Apparently the world celebrated Redhead Day this week. Not National Redhead Day, but World Redhead Day. This was a day the entire planet was supposed to take a short 24 hour break from fretting over the Novel Coronavirus to celebrate the Novel Redhead.
I trust all of you were able to set your life and death cares aside momentarily to give this day the full attention it deserves.
I only chanced to learn of this important event due to social media. I was inundated on Facebook with memes, giphs and private messages congratulating me for surviving the plight of my youth.
Thank heavens for the efforts of social media campaigns to raise public awareness about this important event, because the good folks down at Hallmark (the unofficial arbiters of all holidays) are not up to speed. There are no “Happy Redhead Day” cards in the aisles of Walgreens.
Yes, I checked.
Also, no one took me to dinner to celebrate.
And…no one bought me a gift. Not even a box of hair dye.
Yet, I am not entirely disheartened. I remain optimistic because I know, like all the great social movements, it takes some time to build public awareness and sensitivity. To be honest, I’m just relieved they aren’t burning my kind at the stake anymore.
I did a little google research when all the memes came floating across my iPad this week and found out that public sentiment towards redheads fluctuates depending on what “era” you live in. Several hundred years ago, 40,000-60,000 red headed women (a huge range, but the metrics weren’t as accurate back then) were tried and convicted as witches simply for having hair that was supposedly “kissed by Satan.”
Preposterous! I sincerely doubt these fiery ladies were witches. I can tell you from personal experience they were just a little temperamental and woefully misunderstood.
Fortunately, we are embarking on a new time whereby humanity embraces our differences. You can see glimpses of this when you watch television commercials. Madison Avenue seems to understand that we no longer desire to purchase products endorsed solely by Barbie and Ken types.
This was certainly not the atmosphere when I was growing up and my tender young self esteem was being formed. When I was a little girl, I prayed fervently every night for God to change the color (and texture) of my hair.
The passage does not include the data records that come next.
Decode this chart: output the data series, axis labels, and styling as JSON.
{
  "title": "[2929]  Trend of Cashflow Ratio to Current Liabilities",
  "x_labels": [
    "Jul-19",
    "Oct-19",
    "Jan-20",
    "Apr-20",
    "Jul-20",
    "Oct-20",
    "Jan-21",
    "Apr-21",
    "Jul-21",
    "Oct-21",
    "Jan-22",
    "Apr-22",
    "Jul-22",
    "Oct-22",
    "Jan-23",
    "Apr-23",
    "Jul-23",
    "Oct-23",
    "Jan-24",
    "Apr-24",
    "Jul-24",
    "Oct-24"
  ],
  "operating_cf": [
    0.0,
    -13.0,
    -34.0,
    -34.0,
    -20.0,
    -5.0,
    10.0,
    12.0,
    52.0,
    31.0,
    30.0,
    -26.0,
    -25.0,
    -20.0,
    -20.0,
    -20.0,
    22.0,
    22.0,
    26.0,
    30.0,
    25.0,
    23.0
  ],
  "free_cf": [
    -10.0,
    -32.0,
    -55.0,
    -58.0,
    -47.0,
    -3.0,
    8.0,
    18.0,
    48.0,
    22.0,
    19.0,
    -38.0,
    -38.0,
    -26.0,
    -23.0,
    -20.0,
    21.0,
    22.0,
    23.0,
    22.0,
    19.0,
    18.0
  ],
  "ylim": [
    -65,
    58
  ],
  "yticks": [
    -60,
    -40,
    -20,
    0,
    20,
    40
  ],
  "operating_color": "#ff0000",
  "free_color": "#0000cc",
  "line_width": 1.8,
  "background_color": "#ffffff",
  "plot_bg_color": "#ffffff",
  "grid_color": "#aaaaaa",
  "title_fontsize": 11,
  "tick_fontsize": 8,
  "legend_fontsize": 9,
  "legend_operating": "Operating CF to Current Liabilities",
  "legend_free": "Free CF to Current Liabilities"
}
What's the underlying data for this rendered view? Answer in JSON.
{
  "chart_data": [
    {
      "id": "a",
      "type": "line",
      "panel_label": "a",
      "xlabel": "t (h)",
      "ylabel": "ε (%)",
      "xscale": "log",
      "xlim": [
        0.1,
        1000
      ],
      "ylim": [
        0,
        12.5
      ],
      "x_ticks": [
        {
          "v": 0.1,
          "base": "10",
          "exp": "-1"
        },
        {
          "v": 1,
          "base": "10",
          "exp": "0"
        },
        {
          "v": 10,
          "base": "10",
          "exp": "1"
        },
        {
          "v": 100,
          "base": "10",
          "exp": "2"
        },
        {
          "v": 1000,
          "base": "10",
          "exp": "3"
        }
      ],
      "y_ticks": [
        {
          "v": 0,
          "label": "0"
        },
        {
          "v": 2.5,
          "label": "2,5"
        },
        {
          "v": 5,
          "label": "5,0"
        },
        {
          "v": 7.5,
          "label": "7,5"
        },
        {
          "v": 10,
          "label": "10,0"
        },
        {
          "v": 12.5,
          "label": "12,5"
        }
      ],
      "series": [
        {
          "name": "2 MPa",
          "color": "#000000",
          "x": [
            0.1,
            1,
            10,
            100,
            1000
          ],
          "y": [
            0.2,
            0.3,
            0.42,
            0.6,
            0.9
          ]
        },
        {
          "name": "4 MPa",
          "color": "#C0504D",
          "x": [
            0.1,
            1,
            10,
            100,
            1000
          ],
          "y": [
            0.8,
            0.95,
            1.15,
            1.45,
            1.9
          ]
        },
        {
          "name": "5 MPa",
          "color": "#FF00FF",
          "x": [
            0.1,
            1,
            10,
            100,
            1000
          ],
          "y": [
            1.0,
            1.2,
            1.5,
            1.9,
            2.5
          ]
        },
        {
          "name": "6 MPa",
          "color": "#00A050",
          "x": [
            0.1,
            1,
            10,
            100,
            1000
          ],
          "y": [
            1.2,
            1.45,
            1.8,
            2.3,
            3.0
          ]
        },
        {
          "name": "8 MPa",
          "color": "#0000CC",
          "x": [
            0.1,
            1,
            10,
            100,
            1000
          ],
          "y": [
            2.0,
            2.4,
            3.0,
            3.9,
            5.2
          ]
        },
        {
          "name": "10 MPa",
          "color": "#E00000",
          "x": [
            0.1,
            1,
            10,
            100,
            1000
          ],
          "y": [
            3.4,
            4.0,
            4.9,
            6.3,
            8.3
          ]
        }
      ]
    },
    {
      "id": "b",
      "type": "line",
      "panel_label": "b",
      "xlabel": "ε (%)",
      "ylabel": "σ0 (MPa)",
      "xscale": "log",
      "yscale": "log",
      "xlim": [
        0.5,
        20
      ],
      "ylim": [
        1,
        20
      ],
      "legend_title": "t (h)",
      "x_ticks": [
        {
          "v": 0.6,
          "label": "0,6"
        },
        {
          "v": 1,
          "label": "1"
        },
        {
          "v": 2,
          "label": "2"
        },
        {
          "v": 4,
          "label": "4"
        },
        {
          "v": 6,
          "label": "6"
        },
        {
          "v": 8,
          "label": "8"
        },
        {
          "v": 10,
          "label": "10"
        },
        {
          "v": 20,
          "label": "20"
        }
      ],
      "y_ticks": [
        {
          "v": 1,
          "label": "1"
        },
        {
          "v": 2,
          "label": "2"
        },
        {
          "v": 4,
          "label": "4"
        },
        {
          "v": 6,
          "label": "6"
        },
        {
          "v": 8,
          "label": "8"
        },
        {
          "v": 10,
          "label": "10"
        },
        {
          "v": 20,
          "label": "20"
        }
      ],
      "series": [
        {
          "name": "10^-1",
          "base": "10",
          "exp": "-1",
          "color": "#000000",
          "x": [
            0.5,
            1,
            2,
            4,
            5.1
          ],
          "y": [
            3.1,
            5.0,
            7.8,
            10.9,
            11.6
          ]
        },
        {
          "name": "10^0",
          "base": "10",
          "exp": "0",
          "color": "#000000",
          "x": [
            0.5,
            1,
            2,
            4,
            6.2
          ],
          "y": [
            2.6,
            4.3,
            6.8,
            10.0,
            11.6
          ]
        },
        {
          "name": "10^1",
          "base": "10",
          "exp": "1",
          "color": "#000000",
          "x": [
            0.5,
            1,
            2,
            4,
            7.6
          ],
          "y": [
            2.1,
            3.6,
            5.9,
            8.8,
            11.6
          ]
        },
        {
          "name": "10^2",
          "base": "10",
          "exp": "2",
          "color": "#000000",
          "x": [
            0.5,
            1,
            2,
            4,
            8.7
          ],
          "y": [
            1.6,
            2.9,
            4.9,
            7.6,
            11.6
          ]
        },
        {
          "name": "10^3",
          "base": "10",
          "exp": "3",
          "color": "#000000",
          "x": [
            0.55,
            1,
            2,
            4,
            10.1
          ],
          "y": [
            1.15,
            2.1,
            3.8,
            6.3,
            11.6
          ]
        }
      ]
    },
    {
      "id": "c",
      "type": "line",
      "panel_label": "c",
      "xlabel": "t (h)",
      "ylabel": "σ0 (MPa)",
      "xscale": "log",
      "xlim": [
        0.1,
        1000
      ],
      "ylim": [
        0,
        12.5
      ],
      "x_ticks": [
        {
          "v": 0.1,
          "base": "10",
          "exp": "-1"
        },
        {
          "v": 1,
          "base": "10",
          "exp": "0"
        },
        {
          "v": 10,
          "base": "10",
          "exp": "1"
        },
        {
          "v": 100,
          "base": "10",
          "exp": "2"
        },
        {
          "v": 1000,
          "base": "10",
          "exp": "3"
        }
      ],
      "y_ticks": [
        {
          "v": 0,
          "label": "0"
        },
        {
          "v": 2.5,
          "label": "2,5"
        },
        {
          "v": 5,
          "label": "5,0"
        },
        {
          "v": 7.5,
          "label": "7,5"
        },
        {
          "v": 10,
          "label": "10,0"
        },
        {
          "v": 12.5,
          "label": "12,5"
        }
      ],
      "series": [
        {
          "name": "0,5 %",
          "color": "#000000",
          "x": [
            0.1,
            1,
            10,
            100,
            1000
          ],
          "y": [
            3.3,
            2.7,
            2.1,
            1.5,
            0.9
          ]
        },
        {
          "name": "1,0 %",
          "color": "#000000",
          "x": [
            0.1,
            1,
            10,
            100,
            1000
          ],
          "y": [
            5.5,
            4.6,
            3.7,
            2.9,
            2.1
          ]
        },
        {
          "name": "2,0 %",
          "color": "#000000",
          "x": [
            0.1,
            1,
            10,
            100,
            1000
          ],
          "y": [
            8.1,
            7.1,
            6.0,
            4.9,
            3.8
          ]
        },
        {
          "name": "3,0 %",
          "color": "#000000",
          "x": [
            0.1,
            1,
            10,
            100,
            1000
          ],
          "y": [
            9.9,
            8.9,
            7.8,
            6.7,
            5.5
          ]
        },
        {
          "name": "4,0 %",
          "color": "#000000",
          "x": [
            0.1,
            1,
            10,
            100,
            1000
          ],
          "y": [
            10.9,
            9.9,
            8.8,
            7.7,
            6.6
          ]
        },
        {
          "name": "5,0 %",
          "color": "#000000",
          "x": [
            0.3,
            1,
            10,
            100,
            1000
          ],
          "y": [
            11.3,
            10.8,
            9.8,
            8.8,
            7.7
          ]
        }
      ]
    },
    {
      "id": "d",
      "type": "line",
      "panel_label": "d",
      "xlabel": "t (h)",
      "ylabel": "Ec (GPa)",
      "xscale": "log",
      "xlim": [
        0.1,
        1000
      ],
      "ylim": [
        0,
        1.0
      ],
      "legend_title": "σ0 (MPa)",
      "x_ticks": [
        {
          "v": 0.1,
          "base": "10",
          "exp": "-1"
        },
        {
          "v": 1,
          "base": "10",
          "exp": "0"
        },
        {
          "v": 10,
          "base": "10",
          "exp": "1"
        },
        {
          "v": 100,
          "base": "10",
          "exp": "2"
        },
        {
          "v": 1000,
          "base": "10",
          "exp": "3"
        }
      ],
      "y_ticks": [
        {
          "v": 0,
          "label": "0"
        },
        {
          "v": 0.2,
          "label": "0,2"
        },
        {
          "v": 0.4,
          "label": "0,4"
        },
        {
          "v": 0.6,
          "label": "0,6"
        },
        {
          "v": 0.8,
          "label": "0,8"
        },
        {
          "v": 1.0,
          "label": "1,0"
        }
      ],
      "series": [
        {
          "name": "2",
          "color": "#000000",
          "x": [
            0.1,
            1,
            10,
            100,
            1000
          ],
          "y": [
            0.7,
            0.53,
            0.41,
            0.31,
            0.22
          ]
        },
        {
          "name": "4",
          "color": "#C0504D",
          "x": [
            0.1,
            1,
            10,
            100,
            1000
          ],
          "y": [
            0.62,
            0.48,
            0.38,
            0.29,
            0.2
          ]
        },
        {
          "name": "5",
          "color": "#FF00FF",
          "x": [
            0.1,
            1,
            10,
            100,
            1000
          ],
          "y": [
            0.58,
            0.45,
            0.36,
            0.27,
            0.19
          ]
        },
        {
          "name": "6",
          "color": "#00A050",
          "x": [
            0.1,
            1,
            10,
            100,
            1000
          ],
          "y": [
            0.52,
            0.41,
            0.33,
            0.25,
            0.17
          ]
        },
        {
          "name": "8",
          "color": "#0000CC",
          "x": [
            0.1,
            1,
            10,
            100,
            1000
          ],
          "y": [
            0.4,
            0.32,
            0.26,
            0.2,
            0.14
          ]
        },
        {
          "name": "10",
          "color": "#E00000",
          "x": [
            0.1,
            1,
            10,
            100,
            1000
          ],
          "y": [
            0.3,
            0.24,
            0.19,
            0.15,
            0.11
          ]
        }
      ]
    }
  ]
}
“Now I lay me down to sleep…
I pray the Lord my hair to keep…
Replace it with some other girl’s…
and while you’re at it, she can have my curls…”
No one was “celebrating redheads.“ I was taunted mercilessly on the school yard.
“I’d rather be dead than red on the head!”
When I played Barbies after school with my older sister and our friends, they handed me Midge, Barbie’s frizzy-headed freckle-faced cousin. It was bad enough that I had to look like Midge in real life. I merely wanted to play with Barbie for a little make-believe relief.
On television, my role models were those straight haired blondes Laurie Partridge and the 3 darling sisters from the Brady Bunch. I wasn’t exactly thrilled to run around looking like Laura Ingalls Wilder from Little House On The Prairie. It was hard to take her seriously, much less try to emulate her “look” in her calico dress, bonnet and galvanized lunch pail.
Because my offspring have been known to skim across my blog occasionally, I won’t go into too much detail, but I was blessed to marry their father, a man that found redheads (and Laura Ingalls Wilder) sexy. Perhaps he was just drawn to writers. I don’t know, but he occasionally called me “half-pint” and favored those innocent white cotton nightgowns.
I’ll leave it at that.
Of course, now that it’s a little trendy, we find that the red headed population is diminishing. We represent less than 2% of the human population. Thus, we are keenly watching my latest grandchild, eagerly holding our breath for signs of impending gingerness.
She looks like she might come through…but it’s too early to call.
If she is indeed a Ginger, then perhaps by the time she’s ready for college our government may have come up with some type of restitution in the form of scholarship money or a stimulus check to pay my people back for our centuries of suffering.
It’s the least they could do for me and my ilk. Me and girls like Midge, Raggedy Ann, and the Un-named thousands that were barbecued in the name of hair color.
Until then, we will just feed our latest wee lass Lucky Charms and keep our fingers crossed. And if I thought I could cast a spell for her to have red hair, I certainly would not be above it.
But alas, if I had any special powers up my little calico sleeve I most certainly would have used them on my own head in the 70s.
But I don’t. Because I am merely a Ginger. A little misunderstood. A little temperamental. Not my fault.